Comme la forêt était énorme, il était possible qu'elle le trouve, mais il était aussi possible qu'elle ne le trouve jamais. Depuis le début elle n'avait aucun endroit particulier vers où se diriger, donc elle chercha comme elle l'aurait fait à n'importe quel autre moment, et avec un peu de chance elle allait trouver quelque chose de nouveau.
Un endroit calme.
Un endroit où l'on aurait l'impression d'être le seul être vivant au monde. Un endroit l'on ne pouvait rien entendre excepté sa propre respiration.
Au-dessus des arbres.
Quelque part où il y avait de l'eau.
Et donc, un endroit magnifique.
Si le Seigneur de la Nuit était dans la forêt, il était assurément dans un endroit comme ça. Elle ne pensait pas à entrer dans la maison, puisque Kuro lui avait dit de ne pas y entrer. « Le Seigneur de la Nuit va se mettre en colère si tu y entres, donc n'entre pas dans la maison, » a-t-il dit. Donc Mimizuku n'entra pas. Pourtant, Kuro n'avait pas dit à Mimizuku de ne pas chercher le Seigneur de la Nuit.
Pourquoi n'avait-elle pas le droit de rentrer dans la maison ? Mimizuku ne voyait aucune raison valable.
Mimizuku continua à marcher, tout en faisant cliqueter ses chaînes. Finalement, les environs s'assombrirent et la lumière de la lune se mit à briller doucement et tranquillement sur la forêt.
Oh...
Mimizuku s’arrêta. Au milieu de la forêt, il y avait une petite zone dégagée.
L'endroit était horriblement calme. Rien d'autre que la respiration des monstres tapis dans l'obscurité ne pouvait être entendue. Mimizuku inspecta les environs.
« Oh ! »
Glapit-elle. Toutefois, c'était un glapissement de plaisir. Sur une grosse branche desséchée d'un hêtre, se tenait le Seigneur de la Nuit. Même s'il avait entendu la voix de Mimizuku, il ne se retourna pas pour la regarder. D'en dessous, Mimizuku regarda ses yeux-lune, qui avait pris une couleur dorée.

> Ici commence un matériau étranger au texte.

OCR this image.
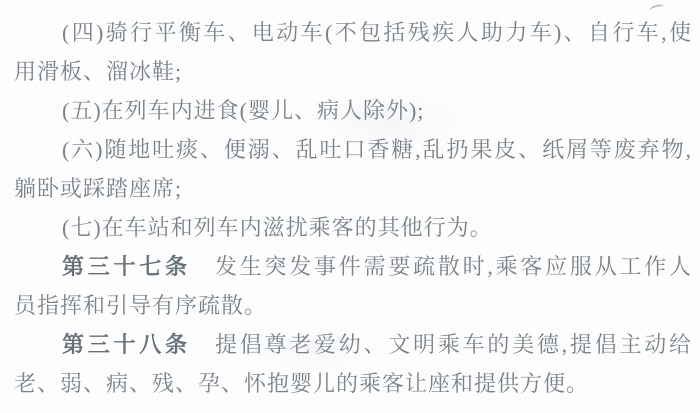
(四)骑行平衡车、电动车(不包括残疾人助力车)、自行车,使
用滑板、溜冰鞋;

(五)在列车内进食(婴儿、病人除外);

(六)随地吐痰、便溺、乱吐口香糖,乱扔果皮、纸屑等废弃物,
躺卧或踩踏座席;

(七)在车站和列车内滋扰乘客的其他行为。

第三十七条 发生突发事件需要疏散时,乘客应服从工作人
员指挥和引导有序疏散。

第三十八条 提倡尊老爱幼、文明乘车的美德,提倡主动给
老、弱、病、残、孕、怀抱婴儿的乘客让座和提供方便。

Aujourd’hui aussi ils sont très jolis.
Elle se sentit incroyablement heureuse.
« Um... uh... Votre Majesté... »
Tout comme précédemment, elle hésita en parlant. Ce n'était qu'une petite hésitation. Pourtant, elle ne savait pas faire autrement.
« Votre Majesté... »
En l'appelant, Mimizuku s'avança jusqu’aux racines de l'arbre desséché qui penchait vers le sol. Puisque le Seigneur de la Nuit n'était pas sur un très grand arbre, elle pouvait très bien le voir.
Cela la rendit heureuse.
« Um, er... Uh... »
Mimizuku inspira un grand coup et essaya de trouver quelque chose à raconter. Parce qu'elle ne pouvait rien faire d’autre que de déranger le Seigneur de la Nuit.

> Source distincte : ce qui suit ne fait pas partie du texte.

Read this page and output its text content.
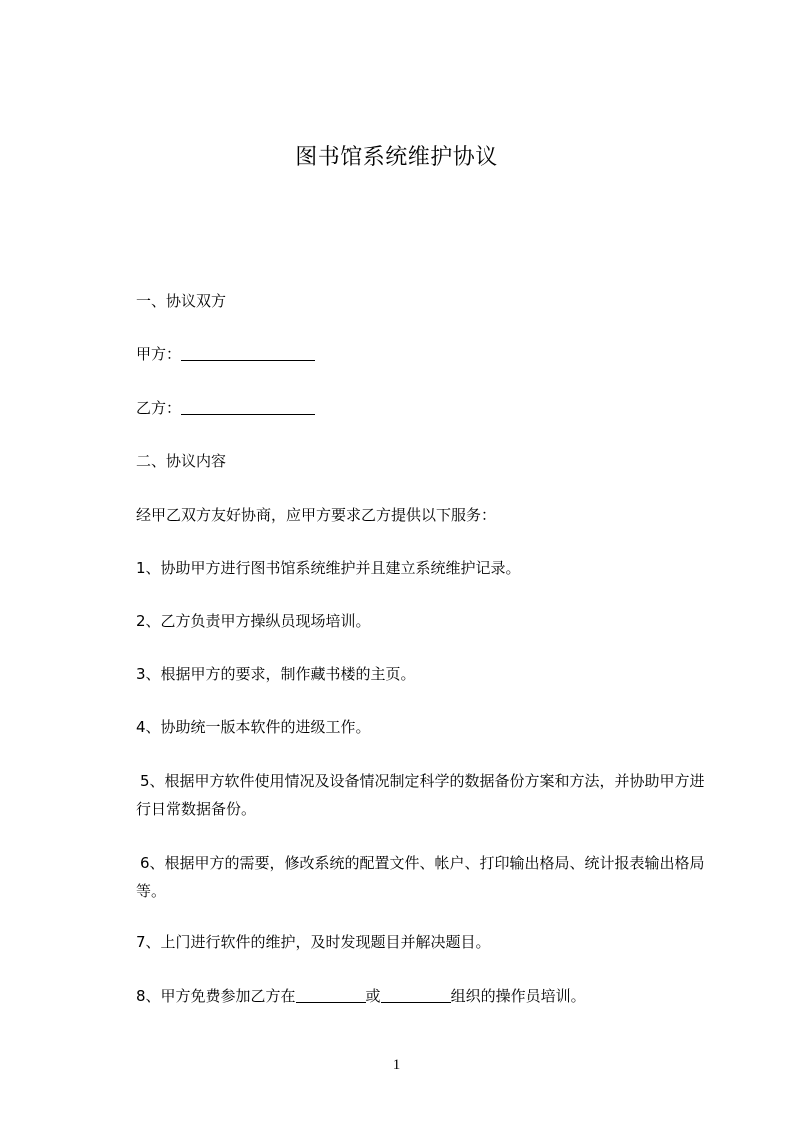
图书馆系统维护协议
一、协议双方
甲方：
乙方：
二、协议内容
经甲乙双方友好协商，应甲方要求乙方提供以下服务：
1、协助甲方进行图书馆系统维护并且建立系统维护记录。
2、乙方负责甲方操纵员现场培训。
3、根据甲方的要求，制作藏书楼的主页。
4、协助统一版本软件的进级工作。
5、根据甲方软件使用情况及设备情况制定科学的数据备份方案和方法，并协助甲方进行日常数据备份。
6、根据甲方的需要，修改系统的配置文件、帐户、打印输出格局、统计报表输出格局等。
7、上门进行软件的维护，及时发现题目并解决题目。
8、甲方免费参加乙方在	或	组织的操作员培训。
1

Tout d’abord, elle parla de travail.
« Je vais aller chercher de l'eau. »
C'était le travail que l'on lui avait toujours fait faire au “village”, cependant c’était la première fois que qu'elle les disait elle-même.
« Démarrer un feu ? Aller chercher de l'eau ? Enterrer les déchets ? Hey. Je vais faire tout ce dont tu as besoin. »
N'importe quoi. Elle pouvait faire n'importe quoi. Elle était d'accord. Puisqu’autrement elle serait morte. Elle pouvait faire tout ce qu'il lui demandait.
Mais la réponse du seigneur de la Nuit était simple.
« Tu es une horreur. »
Avec sa voix basse, ses yeux de lunes. Il traitait Mimizuku comme un caillou sur le bord de la route.